Well, this week has been good. Stayed on my diet..averaged 1200 calories all week. Ive been drinking ALOT of water and going to the gym everyday for water aerobics! (only exercise I truly enjoy) and I have been weighing myself..everyday..yeah, yeah I know its bad..but im addicted. And well, Ive gained 8lbs! I am in shock! So, I called my nutrionist in a panic and have an appointment with her on Tuesday. Monday is weigh-in..heaven help me!!!!

Monday, April 18, 2005

Weigh-in Today



Originally uploaded by jbrosnahan.
Well today is the day..the dreaded weigh-in. Well, i carefully stepped on the scales..numbers went up..and up..and up..and finally...landed 3.7lbs lighter than last week! WHEW!! what a relief! So, I was happy with that, although I feel I could have done better if I had gone to the gym.

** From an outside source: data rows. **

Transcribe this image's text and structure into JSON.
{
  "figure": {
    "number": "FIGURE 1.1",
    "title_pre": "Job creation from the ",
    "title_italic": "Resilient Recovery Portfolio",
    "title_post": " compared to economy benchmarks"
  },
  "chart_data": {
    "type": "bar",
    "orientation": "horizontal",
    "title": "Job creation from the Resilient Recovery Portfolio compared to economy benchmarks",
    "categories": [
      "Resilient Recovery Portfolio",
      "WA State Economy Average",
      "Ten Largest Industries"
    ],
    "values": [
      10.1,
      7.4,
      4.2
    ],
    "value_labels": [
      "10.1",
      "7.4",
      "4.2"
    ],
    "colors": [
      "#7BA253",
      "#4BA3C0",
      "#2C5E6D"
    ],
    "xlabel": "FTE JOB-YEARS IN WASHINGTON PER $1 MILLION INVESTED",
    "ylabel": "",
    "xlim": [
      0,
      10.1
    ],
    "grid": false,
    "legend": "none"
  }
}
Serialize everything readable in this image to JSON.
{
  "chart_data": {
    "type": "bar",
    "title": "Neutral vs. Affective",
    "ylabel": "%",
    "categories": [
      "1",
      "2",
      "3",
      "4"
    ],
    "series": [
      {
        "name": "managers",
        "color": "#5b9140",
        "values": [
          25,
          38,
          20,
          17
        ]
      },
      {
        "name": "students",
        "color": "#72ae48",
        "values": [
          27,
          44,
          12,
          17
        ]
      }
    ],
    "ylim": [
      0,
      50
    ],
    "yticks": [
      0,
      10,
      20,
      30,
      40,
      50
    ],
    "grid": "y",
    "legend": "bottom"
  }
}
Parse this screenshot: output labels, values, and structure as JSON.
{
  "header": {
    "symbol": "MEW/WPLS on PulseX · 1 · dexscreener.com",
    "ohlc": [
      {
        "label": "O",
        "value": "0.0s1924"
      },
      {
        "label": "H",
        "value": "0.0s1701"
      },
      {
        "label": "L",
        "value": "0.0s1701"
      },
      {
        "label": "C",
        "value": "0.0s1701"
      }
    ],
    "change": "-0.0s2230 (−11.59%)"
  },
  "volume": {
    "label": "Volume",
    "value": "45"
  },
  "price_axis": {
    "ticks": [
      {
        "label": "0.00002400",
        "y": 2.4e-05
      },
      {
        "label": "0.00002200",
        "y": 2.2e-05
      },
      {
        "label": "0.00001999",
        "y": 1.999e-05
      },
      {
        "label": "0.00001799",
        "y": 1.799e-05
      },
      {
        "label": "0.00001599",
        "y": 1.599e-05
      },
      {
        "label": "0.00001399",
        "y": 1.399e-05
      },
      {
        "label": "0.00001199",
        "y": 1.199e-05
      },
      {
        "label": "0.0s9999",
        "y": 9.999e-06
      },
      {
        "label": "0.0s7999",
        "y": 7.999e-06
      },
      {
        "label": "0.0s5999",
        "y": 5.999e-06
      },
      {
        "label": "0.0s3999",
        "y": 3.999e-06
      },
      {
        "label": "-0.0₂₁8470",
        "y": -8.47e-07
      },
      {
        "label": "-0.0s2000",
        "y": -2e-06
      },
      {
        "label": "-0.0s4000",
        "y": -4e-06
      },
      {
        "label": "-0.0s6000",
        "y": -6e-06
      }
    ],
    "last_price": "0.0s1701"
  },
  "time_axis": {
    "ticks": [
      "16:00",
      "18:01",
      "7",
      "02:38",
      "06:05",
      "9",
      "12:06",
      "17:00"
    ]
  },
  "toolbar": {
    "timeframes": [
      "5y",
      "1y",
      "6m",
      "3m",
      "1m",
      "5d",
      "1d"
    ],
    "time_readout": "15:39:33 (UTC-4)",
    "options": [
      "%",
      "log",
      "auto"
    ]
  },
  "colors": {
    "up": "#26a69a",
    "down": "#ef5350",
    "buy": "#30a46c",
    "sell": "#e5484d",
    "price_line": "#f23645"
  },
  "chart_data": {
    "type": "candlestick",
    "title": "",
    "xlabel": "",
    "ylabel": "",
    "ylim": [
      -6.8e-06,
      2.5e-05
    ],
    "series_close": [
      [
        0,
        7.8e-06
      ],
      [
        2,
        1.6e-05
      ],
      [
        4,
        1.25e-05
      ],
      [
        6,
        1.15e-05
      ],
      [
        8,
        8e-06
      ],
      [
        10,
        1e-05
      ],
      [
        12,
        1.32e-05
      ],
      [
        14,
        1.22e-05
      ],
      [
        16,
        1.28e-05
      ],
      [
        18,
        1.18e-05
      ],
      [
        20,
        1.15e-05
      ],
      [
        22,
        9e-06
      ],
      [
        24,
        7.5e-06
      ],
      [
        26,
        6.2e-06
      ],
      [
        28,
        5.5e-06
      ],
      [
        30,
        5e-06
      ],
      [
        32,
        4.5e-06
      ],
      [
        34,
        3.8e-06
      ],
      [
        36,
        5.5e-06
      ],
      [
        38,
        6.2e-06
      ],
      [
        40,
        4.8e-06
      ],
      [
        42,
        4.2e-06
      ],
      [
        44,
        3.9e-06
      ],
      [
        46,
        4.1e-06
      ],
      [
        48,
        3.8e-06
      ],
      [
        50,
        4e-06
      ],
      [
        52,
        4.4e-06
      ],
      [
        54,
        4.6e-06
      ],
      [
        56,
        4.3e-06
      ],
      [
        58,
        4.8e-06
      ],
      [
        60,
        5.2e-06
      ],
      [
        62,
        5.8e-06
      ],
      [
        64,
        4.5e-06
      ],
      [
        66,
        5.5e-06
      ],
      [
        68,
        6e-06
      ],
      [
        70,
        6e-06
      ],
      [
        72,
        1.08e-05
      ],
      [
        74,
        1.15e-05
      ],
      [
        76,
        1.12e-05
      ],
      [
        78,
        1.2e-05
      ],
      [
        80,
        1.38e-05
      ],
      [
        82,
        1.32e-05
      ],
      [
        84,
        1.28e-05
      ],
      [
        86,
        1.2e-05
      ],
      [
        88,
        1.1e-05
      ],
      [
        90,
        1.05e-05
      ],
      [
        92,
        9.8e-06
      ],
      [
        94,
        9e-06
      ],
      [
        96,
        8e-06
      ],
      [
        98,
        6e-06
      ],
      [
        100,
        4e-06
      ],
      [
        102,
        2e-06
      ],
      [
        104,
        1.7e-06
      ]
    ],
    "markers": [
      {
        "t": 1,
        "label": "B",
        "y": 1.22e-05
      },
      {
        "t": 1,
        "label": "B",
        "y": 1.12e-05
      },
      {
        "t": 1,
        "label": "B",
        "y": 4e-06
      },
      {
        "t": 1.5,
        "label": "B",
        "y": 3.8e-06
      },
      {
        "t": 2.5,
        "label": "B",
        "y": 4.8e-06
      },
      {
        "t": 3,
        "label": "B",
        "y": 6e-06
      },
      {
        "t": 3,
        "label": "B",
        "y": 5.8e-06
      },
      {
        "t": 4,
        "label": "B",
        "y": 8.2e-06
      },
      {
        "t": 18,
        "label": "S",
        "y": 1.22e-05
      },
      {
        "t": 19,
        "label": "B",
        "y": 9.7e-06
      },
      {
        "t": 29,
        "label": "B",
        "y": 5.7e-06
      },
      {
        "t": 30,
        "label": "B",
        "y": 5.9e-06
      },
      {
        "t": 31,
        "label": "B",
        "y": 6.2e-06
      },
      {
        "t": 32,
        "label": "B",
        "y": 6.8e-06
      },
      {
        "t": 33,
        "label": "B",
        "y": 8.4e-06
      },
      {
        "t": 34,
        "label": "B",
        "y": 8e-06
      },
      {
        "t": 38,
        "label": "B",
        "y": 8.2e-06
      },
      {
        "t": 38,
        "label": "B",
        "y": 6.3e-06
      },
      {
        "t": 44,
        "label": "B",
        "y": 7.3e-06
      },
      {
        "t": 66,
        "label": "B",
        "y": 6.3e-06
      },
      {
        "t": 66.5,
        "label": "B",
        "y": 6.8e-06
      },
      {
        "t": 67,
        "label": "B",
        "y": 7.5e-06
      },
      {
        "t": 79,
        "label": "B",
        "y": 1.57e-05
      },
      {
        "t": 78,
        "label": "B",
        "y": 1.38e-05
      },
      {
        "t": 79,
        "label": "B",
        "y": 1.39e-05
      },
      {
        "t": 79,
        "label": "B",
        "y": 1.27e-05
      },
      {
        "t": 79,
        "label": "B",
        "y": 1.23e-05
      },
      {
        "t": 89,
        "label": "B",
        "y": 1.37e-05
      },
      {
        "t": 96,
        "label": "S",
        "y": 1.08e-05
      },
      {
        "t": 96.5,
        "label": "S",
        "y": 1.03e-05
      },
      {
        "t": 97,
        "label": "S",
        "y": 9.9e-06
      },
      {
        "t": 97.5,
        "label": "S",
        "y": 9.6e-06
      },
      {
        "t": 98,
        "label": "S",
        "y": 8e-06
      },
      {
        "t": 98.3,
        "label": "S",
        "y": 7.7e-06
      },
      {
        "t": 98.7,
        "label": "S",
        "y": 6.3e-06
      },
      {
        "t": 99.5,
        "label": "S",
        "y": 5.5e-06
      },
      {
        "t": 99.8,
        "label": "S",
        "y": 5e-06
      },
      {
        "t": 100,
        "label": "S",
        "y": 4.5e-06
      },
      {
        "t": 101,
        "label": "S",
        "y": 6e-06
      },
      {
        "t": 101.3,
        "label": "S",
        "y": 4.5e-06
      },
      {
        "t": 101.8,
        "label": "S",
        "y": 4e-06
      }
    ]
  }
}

So, I called to see what I had to do to renew my membership, so off to the gym I go today! Hopefully, by next week 5lbs will be gone. (BTW thats my goal for next week) Wish me luck!

Sunday, April 17, 2005

Weigh In Tomorrow



Originally uploaded by jbrosnahan.
Yikes! Weigh-in is tomorrow for our new group. I sure hope I've lost something. The weekend is the hardest for me, seeing how John isn't too keen on the idea. I have been doing okay diet wise...had chinese last night..but, other than that..healthy, healthy, healthy! I'll post what happens tomorrow...wish me luck!